The now-closed Amazon Go location in downtown Seattle at the corner of 5th Avenue and Marion Street. (GeekWire File Photo / Kurt Schlosser)

Amazon closed another of its Amazon Go convenience stores in downtown Seattle, three months after it announced that eight of the high-tech physical retail locations were closing across the U.S.

The 5-year-old store was at the base of the Madison Centre office tower at the corner of 5th Avenue and Marion Street. The last day of business was June 16.

“We’ve closed our 5th and Marion Seattle Amazon Go location, and are working closely with employees to find new opportunities within Amazon, including at other nearby stores,” Amazon spokesperson Jessica Martin said in an emailed statement to GeekWire. “We continue operating more than 20 Amazon Go stores across the U.S., and look forward to opening more in the future.”

The 1,450-square-foot store opened in August 2018. It was the second Go location to open after the first such store debuted at the base of Amazon’s Day One office tower several months earlier that year.

Inside the Amazon Go location in August 2018 when it first opened. (GeekWire File Photo)

Amazon did not provide a specific reason for the closing, and the spokesperson said no other stores are impacted at this time. There are four remaining Amazon Go stores within Seattle, as well as two additional stores in Mill Creek and Puyallup, Wash.

In March, the company confirmed the closing of eight Go stores, including two in Seattle, and said at the time that like any physical retailer, it would periodically assess its portfolio of stores and “make optimization decisions along the way.”

“We remain committed to the Amazon Go format, and will continue to learn which locations and features resonate most with customers as we keep evolving our Amazon Go stores,” a spokesperson said in March.
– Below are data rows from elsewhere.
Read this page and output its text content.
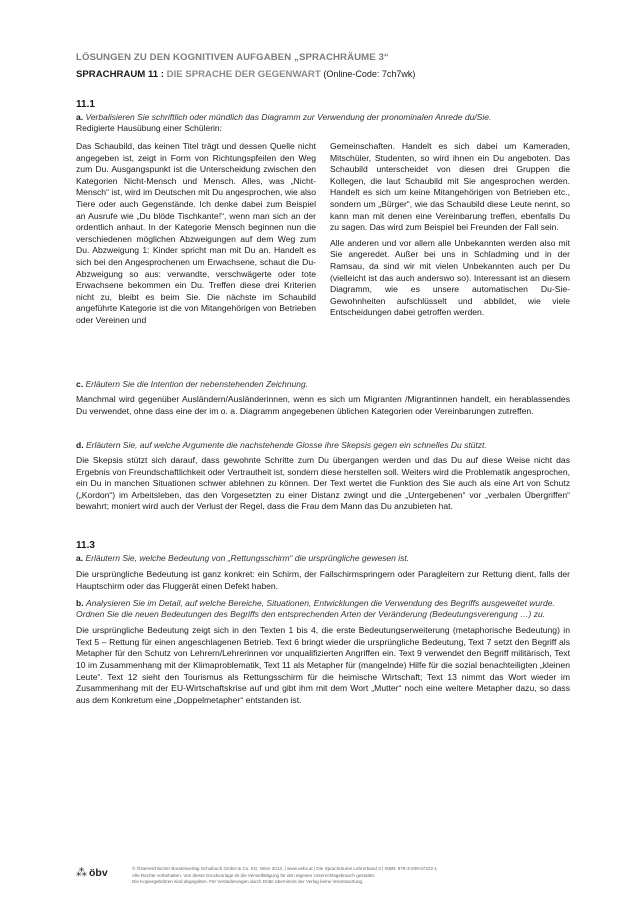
LÖSUNGEN ZU DEN KOGNITIVEN AUFGABEN „SPRACHRÄUME 3“
SPRACHRAUM 11 : DIE SPRACHE DER GEGENWART (Online-Code: 7ch7wk)
11.1
a. Verbalisieren Sie schriftlich oder mündlich das Diagramm zur Verwendung der pronominalen Anrede du/Sie.
Redigierte Hausübung einer Schülerin:

Das Schaubild, das keinen Titel trägt und dessen Quelle nicht angegeben ist, zeigt in Form von Richtungspfeilen den Weg zum Du. Ausgangspunkt ist die Unterscheidung zwischen den Kategorien Nicht-Mensch und Mensch. Alles, was „Nicht-Mensch“ ist, wird im Deutschen mit Du angesprochen, wie also Tiere oder auch Gegenstände. Ich denke dabei zum Beispiel an Ausrufe wie „Du blöde Tischkante!“, wenn man sich an der ordentlich anhaut. In der Kategorie Mensch beginnen nun die verschiedenen möglichen Abzweigungen auf dem Weg zum Du. Abzweigung 1: Kinder spricht man mit Du an. Handelt es sich bei den Angesprochenen um Erwachsene, schaut die Du-Abzweigung so aus: verwandte, verschwägerte oder tote Erwachsene bekommen ein Du. Treffen diese drei Kriterien nicht zu, bleibt es beim Sie. Die nächste im Schaubild angeführte Kategorie ist die von Mitangehörigen von Betrieben oder Vereinen und

Gemeinschaften. Handelt es sich dabei um Kameraden, Mitschüler, Studenten, so wird ihnen ein Du angeboten. Das Schaubild unterscheidet von diesen drei Gruppen die Kollegen, die laut Schaubild mit Sie angesprochen werden. Handelt es sich um keine Mitangehörigen von Betrieben etc., sondern um „Bürger“, wie das Schaubild diese Leute nennt, so kann man mit denen eine Vereinbarung treffen, ebenfalls Du zu sagen. Das wird zum Beispiel bei Freunden der Fall sein.

Alle anderen und vor allem alle Unbekannten werden also mit Sie angeredet. Außer bei uns in Schladming und in der Ramsau, da sind wir mit vielen Unbekannten auch per Du (vielleicht ist das auch anderswo so). Interessant ist an diesem Diagramm, wie es unsere automatischen Du-Sie-Gewohnheiten aufschlüsselt und abbildet, wie viele Entscheidungen dabei getroffen werden.

c. Erläutern Sie die Intention der nebenstehenden Zeichnung.

Manchmal wird gegenüber Ausländern/Ausländerinnen, wenn es sich um Migranten /Migrantinnen handelt, ein herablassendes Du verwendet, ohne dass eine der im o. a. Diagramm angegebenen üblichen Kategorien oder Vereinbarungen zutreffen.

d. Erläutern Sie, auf welche Argumente die nachstehende Glosse ihre Skepsis gegen ein schnelles Du stützt.

Die Skepsis stützt sich darauf, dass gewohnte Schritte zum Du übergangen werden und das Du auf diese Weise nicht das Ergebnis von Freundschaftlichkeit oder Vertrautheit ist, sondern diese herstellen soll. Weiters wird die Problematik angesprochen, ein Du in manchen Situationen schwer ablehnen zu können. Der Text wertet die Funktion des Sie auch als eine Art von Schutz („Kordon“) im Arbeitsleben, das den Vorgesetzten zu einer Distanz zwingt und die „Untergebenen“ vor „verbalen Übergriffen“ bewahrt; moniert wird auch der Verlust der Regel, dass die Frau dem Mann das Du anzubieten hat.

11.3
a. Erläutern Sie, welche Bedeutung von „Rettungsschirm“ die ursprüngliche gewesen ist.

Die ursprüngliche Bedeutung ist ganz konkret: ein Schirm, der Fallschirmspringern oder Paragleitern zur Rettung dient, falls der Hauptschirm oder das Fluggerät einen Defekt haben.

b. Analysieren Sie im Detail, auf welche Bereiche, Situationen, Entwicklungen die Verwendung des Begriffs ausgeweitet wurde. Ordnen Sie die neuen Bedeutungen des Begriffs den entsprechenden Arten der Veränderung (Bedeutungsverengung …) zu.

Die ursprüngliche Bedeutung zeigt sich in den Texten 1 bis 4, die erste Bedeutungserweiterung (metaphorische Bedeutung) in Text 5 – Rettung für einen angeschlagenen Betrieb. Text 6 bringt wieder die ursprüngliche Bedeutung, Text 7 setzt den Begriff als Metapher für den Schutz von Lehrern/Lehrerinnen vor unqualifizierten Angriffen ein. Text 9 verwendet den Begriff militärisch, Text 10 im Zusammenhang mit der Klimaproblematik, Text 11 als Metapher für (mangelnde) Hilfe für die sozial benachteiligten „kleinen Leute“. Text 12 sieht den Tourismus als Rettungsschirm für die heimische Wirtschaft; Text 13 nimmt das Wort wieder im Zusammenhang mit der EU-Wirtschaftskrise auf und gibt ihm mit dem Wort „Mutter“ noch eine weitere Metapher dazu, so dass aus dem Konkretum eine „Doppelmetapher“ entstanden ist.

⁂ öbv	© Österreichischer Bundesverlag Schulbuch GmbH & Co. KG, Wien 2013. | www.oebv.at | Die Sprachräume Lehrerband 3 | ISBN: 978-3-209-07222-1
Alle Rechte vorbehalten. Von dieser Druckvorlage ist die Vervielfältigung für den eigenen Unterrichtsgebrauch gestattet.
Die Kopiergebühren sind abgegolten. Für Veränderungen durch Dritte übernimmt der Verlag keine Verantwortung.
The closing comes at a time when the City of Seattle and Mayor Bruce Harrell are focused on attracting people and businesses back to downtown Seattle in the wake of the pandemic. Amazon’s large corporate and tech workforce has been key to that recovery, as the company mandated that employees work a minimum of three days a week in the office.

The lights are out inside a onetime Amazon Go location at the base of the Madison Centre office tower in downtown Seattle. (Reader photo submitted to GeekWire)

A reader who reached out to GeekWire Tuesday morning said he’d been using the 5th and Marion location off and on since it opened, and more frequently since his downtown office location moved nearby.

“I liked how easy it was, no lines!” the reader, who wished to remain anonymous, said via email. “I was there Friday and there was no notice it was closing, although the shelves did seem a bit bare. I noticed so many of the drinks and chips and snacks racks were empty. I remember saying to myself, ‘Gosh, it looks like they’re going out of business.'”

The reader said the store got “a ton of traffic” in the morning and at lunchtime.

“This morning, it is just gone,” he said. “They took most of the signs down already.”

Amazon Go ushered in the Amazon’s cashierless “Just Walk Out” technology, which relies on an array of cameras and sensors to determine what shoppers are picking up. Shoppers are charged to a credit card used upon entry, and can leave without waiting in a checkout line.

The tech is now used in a number of Amazon’s larger Amazon Fresh grocery stores, two Whole Foods stores, as well as in food stores located inside Seattle’s Climate Pledge ArenaT-Mobile Park and Lumen Field

Amazon’s recent move to tighten its physical retail belt comes a year after the tech giant announced it was closing 68 brick-and-mortar stores, including all of its Amazon 4-star, Books, and Pop Up stores. The company said at the time that it planned to focus more on its Amazon Fresh, Whole Foods Market and Amazon Go grocery and convenience stores.